The battery was attached to Fremont's Army of the West and Department of the Missouri to February 1862. Jefferson City, Missouri, Department of the Missouri, to March 1862. Central District of Missouri, Department of the Missouri, to February 1863. District of Southwest Missouri, Department of the Missouri, to June 1863. District of Rolla, Missouri, Department of the Missouri, to July 1863. District of St. Louis, Missouri, Department of the Missouri, to January 1864. Artillery, 3rd Division, XVI Corps, Army of the Tennessee, to December 1864. 2nd Brigade, 2nd Division, Detachment Army of the Tennessee, Department of the Cumberland, to February 1865. Artillery, 1st Division, XVI Corps, Military Division West Mississippi, to August 1865.

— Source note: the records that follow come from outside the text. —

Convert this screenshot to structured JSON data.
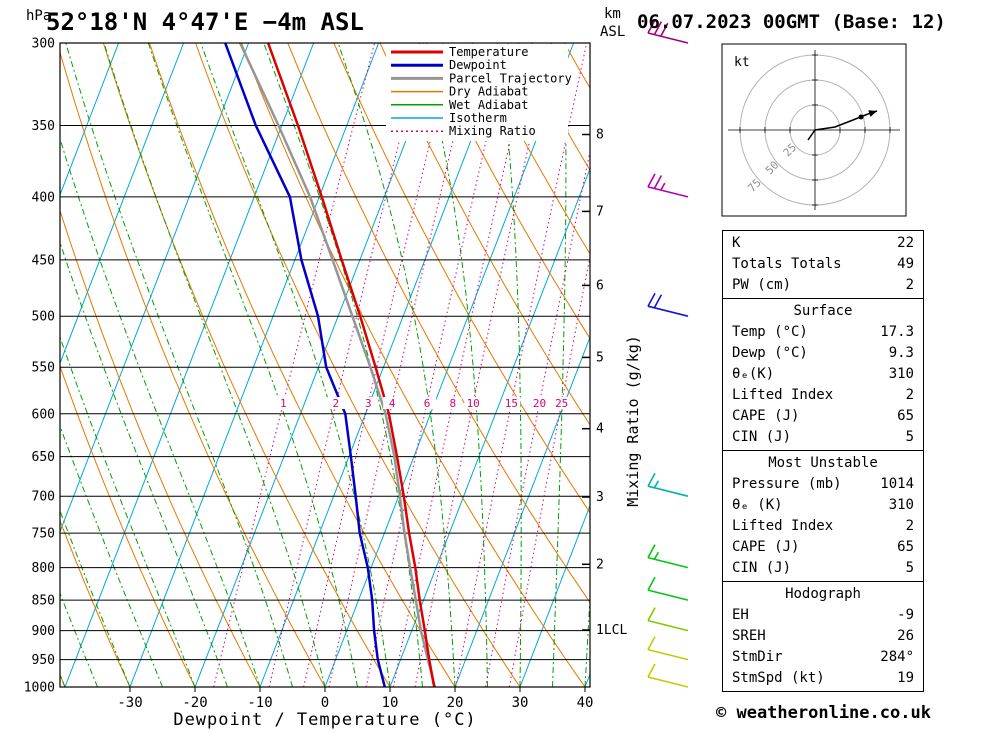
{
  "header": {
    "station_title": "52°18'N 4°47'E −4m ASL",
    "datetime_title": "06.07.2023 00GMT (Base: 12)",
    "pressure_axis_unit": "hPa",
    "alt_axis_unit_line1": "km",
    "alt_axis_unit_line2": "ASL"
  },
  "footer": {
    "credit": "© weatheronline.co.uk"
  },
  "legend": [
    {
      "label": "Temperature",
      "color": "#dc0000",
      "width": 3,
      "dash": ""
    },
    {
      "label": "Dewpoint",
      "color": "#0000c8",
      "width": 3,
      "dash": ""
    },
    {
      "label": "Parcel Trajectory",
      "color": "#969696",
      "width": 3,
      "dash": ""
    },
    {
      "label": "Dry Adiabat",
      "color": "#e67800",
      "width": 1.5,
      "dash": ""
    },
    {
      "label": "Wet Adiabat",
      "color": "#00a000",
      "width": 1.5,
      "dash": ""
    },
    {
      "label": "Isotherm",
      "color": "#00a8d8",
      "width": 1.5,
      "dash": ""
    },
    {
      "label": "Mixing Ratio",
      "color": "#dc0078",
      "width": 1.5,
      "dash": "2 3"
    }
  ],
  "chart_data": {
    "type": "skewt_log_p_sounding",
    "pressure_ticks": [
      300,
      350,
      400,
      450,
      500,
      550,
      600,
      650,
      700,
      750,
      800,
      850,
      900,
      950,
      1000
    ],
    "pressure_range": [
      300,
      1000
    ],
    "temp_ticks": [
      -30,
      -20,
      -10,
      0,
      10,
      20,
      30,
      40
    ],
    "temp_axis_label": "Dewpoint / Temperature (°C)",
    "mixing_ratio_label": "Mixing Ratio (g/kg)",
    "mixing_ratio_values": [
      1,
      2,
      3,
      4,
      6,
      8,
      10,
      15,
      20,
      25
    ],
    "km_ticks": [
      {
        "label": "8",
        "p": 356
      },
      {
        "label": "7",
        "p": 411
      },
      {
        "label": "6",
        "p": 472
      },
      {
        "label": "5",
        "p": 540
      },
      {
        "label": "4",
        "p": 617
      },
      {
        "label": "3",
        "p": 701
      },
      {
        "label": "2",
        "p": 795
      },
      {
        "label": "1LCL",
        "p": 899
      }
    ],
    "isotherms": {
      "min": -90,
      "max": 40,
      "step": 10
    },
    "dry_adiabats": {
      "min": -60,
      "max": 140,
      "step": 10
    },
    "wet_adiabats": {
      "min": -60,
      "max": 40,
      "step": 5
    },
    "sounding": {
      "temperature": [
        [
          1014,
          17.3
        ],
        [
          1000,
          16.8
        ],
        [
          950,
          14.4
        ],
        [
          900,
          12.0
        ],
        [
          850,
          9.4
        ],
        [
          800,
          6.8
        ],
        [
          750,
          3.8
        ],
        [
          700,
          0.8
        ],
        [
          650,
          -2.6
        ],
        [
          600,
          -6.4
        ],
        [
          550,
          -11.2
        ],
        [
          500,
          -16.6
        ],
        [
          450,
          -22.8
        ],
        [
          400,
          -29.6
        ],
        [
          350,
          -37.5
        ],
        [
          300,
          -47.0
        ]
      ],
      "dewpoint": [
        [
          1014,
          9.3
        ],
        [
          1000,
          9.2
        ],
        [
          950,
          6.5
        ],
        [
          900,
          4.2
        ],
        [
          850,
          2.1
        ],
        [
          800,
          -0.5
        ],
        [
          750,
          -3.8
        ],
        [
          700,
          -6.6
        ],
        [
          650,
          -9.7
        ],
        [
          600,
          -13.1
        ],
        [
          550,
          -18.8
        ],
        [
          500,
          -23.1
        ],
        [
          450,
          -29.0
        ],
        [
          400,
          -34.5
        ],
        [
          350,
          -44.0
        ],
        [
          300,
          -53.6
        ]
      ],
      "parcel": [
        [
          1014,
          17.3
        ],
        [
          1000,
          16.9
        ],
        [
          950,
          14.2
        ],
        [
          900,
          11.4
        ],
        [
          850,
          8.8
        ],
        [
          800,
          6.0
        ],
        [
          750,
          3.1
        ],
        [
          700,
          0.2
        ],
        [
          650,
          -3.0
        ],
        [
          600,
          -6.9
        ],
        [
          550,
          -12.0
        ],
        [
          500,
          -17.8
        ],
        [
          450,
          -24.2
        ],
        [
          400,
          -31.4
        ],
        [
          350,
          -40.5
        ],
        [
          300,
          -51.3
        ]
      ]
    },
    "wind_barbs": [
      {
        "p": 300,
        "speed_kt": 30,
        "color": "#a00078"
      },
      {
        "p": 400,
        "speed_kt": 25,
        "color": "#b400b4"
      },
      {
        "p": 500,
        "speed_kt": 20,
        "color": "#1414dc"
      },
      {
        "p": 700,
        "speed_kt": 15,
        "color": "#00b4aa"
      },
      {
        "p": 800,
        "speed_kt": 15,
        "color": "#00c814"
      },
      {
        "p": 850,
        "speed_kt": 10,
        "color": "#00c814"
      },
      {
        "p": 900,
        "speed_kt": 10,
        "color": "#82c800"
      },
      {
        "p": 950,
        "speed_kt": 10,
        "color": "#c8c800"
      },
      {
        "p": 1000,
        "speed_kt": 10,
        "color": "#c8c800"
      }
    ],
    "colors": {
      "temperature": "#dc0000",
      "dewpoint": "#0000c8",
      "parcel": "#969696",
      "dry_adiabat": "#e67800",
      "wet_adiabat": "#00a000",
      "isotherm": "#00a8d8",
      "mixing_ratio": "#dc0078",
      "grid": "#000000"
    }
  },
  "hodograph": {
    "unit_label": "kt",
    "rings": [
      25,
      50,
      75
    ],
    "ring_labels": [
      "25",
      "50",
      "75"
    ],
    "trace_uv": [
      [
        -7,
        -10
      ],
      [
        0,
        0
      ],
      [
        20,
        3
      ],
      [
        38,
        10
      ],
      [
        53,
        16
      ]
    ],
    "marker_uv": [
      46,
      13
    ],
    "arrow_uv": [
      62,
      19
    ]
  },
  "tables": {
    "sections": [
      {
        "title": "",
        "rows": [
          [
            "K",
            "22"
          ],
          [
            "Totals Totals",
            "49"
          ],
          [
            "PW (cm)",
            "2"
          ]
        ]
      },
      {
        "title": "Surface",
        "rows": [
          [
            "Temp (°C)",
            "17.3"
          ],
          [
            "Dewp (°C)",
            "9.3"
          ],
          [
            "θₑ(K)",
            "310"
          ],
          [
            "Lifted Index",
            "2"
          ],
          [
            "CAPE (J)",
            "65"
          ],
          [
            "CIN (J)",
            "5"
          ]
        ]
      },
      {
        "title": "Most Unstable",
        "rows": [
          [
            "Pressure (mb)",
            "1014"
          ],
          [
            "θₑ (K)",
            "310"
          ],
          [
            "Lifted Index",
            "2"
          ],
          [
            "CAPE (J)",
            "65"
          ],
          [
            "CIN (J)",
            "5"
          ]
        ]
      },
      {
        "title": "Hodograph",
        "rows": [
          [
            "EH",
            "-9"
          ],
          [
            "SREH",
            "26"
          ],
          [
            "StmDir",
            "284°"
          ],
          [
            "StmSpd (kt)",
            "19"
          ]
        ]
      }
    ]
  }
}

The 3rd Indiana Battery Light Artillery mustered out of service on August 21, 1865, in Indianapolis.

==Detailed service==
Moved to St. Louis, Missouri, September. Fremont's advance on Springfield, Missouri, September 23-November 2, 1861. Duty at Tipton and LaMine, Missouri, until February 1862. Duty at Jefferson City, Missouri, until November 1862. Expedition in Moniteau County and skirmish March 25–28. Campaign against Porter's and Poindexter's guerrillas July 20-September 10. Actions at Moore's Mills July 28; Kirksville August 6; near Stockton August 9; Lone Jack August 16. Duty at Springfield, Rolla, and St. Louis, Missouri, November 1862 to December 1863. Reenlisted November 30, 1863. Moved to Columbus, Kentucky. Smith's Campaign in western Tennessee against Forrest December 20–26. Moved to Vicksburg, Mississippi, January 23, 1864. Meridian Campaign February 3-March 2. Red River Campaign March 10-May 22. Fort DeRussy March 14. Occupation of Alexandria April 16. Battle of Pleasant Hill April 9. About Cloutiersville April 22–24. Cotile Landing April 25. Red River May 3–7. Retreat to Morganza May 13–20. Mansura May 16. Yellow Bayou May 18. Moved to Vicksburg May 19–24, then to Memphis, Tennessee, May 25-June 10. Old River Lake or Lake Chicot June 6. Smith's Expedition to Tupelo, Mississippi, July 5–21. Harrisburg, near Tupelo, July 14–15. Old Town (or Tishamingo Creek) July 15. Smith's Expedition to Oxford, Mississippi, August 1–30. Moved to Jefferson Barracks, Missouri, September 8–19. Expedition to Do Soto September 20-October 1. March through Missouri in pursuit of Price October 2-November 19. Moved to Nashville, Tennessee, November 25-December 1. Battle of Nashville December 15–16. Pursuit of Hood to the Tennessee River December 17–28. Moved to Eastport, Mississippi, and duty there until February 1865. Expedition from Eastport to Iuka January 9, 1865. Moved to New Orleans, Louisiana, February 7–22. Campaign against Mobile and its defenses March 17-April 12. Siege of Spanish Fort and Fort Blakely March 26-April 8. Fort Blakely April 9. Capture of Mobile April 12. March to Montgomery April 13–25. Duty at Montgomery and Selma till July 30 when the battery was ordered to Indianapolis, Indiana.

==Armament==
According to a report by Lieutenant Thomas J. Ginn, at the Battle of Yellow Bayou on May 18, 1864, the battery's guns consisted of two M1857 12-pounder Napoleons, two 14-pounder James rifles, and two M1841 6-pounder field guns.

==Casualties==
The battery lost a total of 29 men during service; 1 officer and 10 enlisted men killed or mortally wounded, 18 enlisted men died of disease.

==Commanders==
- Captain William Watton Frybarger - (August 24, 1861 - November 30, 1861).
- Captain James M. Cockefair - (December 9, 1861 - dismissed by court-martial for disloyalty).
- Captain Thomas J. Ginn - commanded at the battle of Nashville as 1st lieutenant (December 27, 1864 - June 13, 1875).
- Captain Richard Burns - (June 14, 1865 - mustered out with battery).
- Lieutenant Adolphus G. Armington - commanded one section at the Battle of Moore's Mill on July 28, 1862.
- 2nd Lieutenant James S. Develin - commanded one section at the Battle of Lone Jack; mortally wounded in action on August 16, 1862.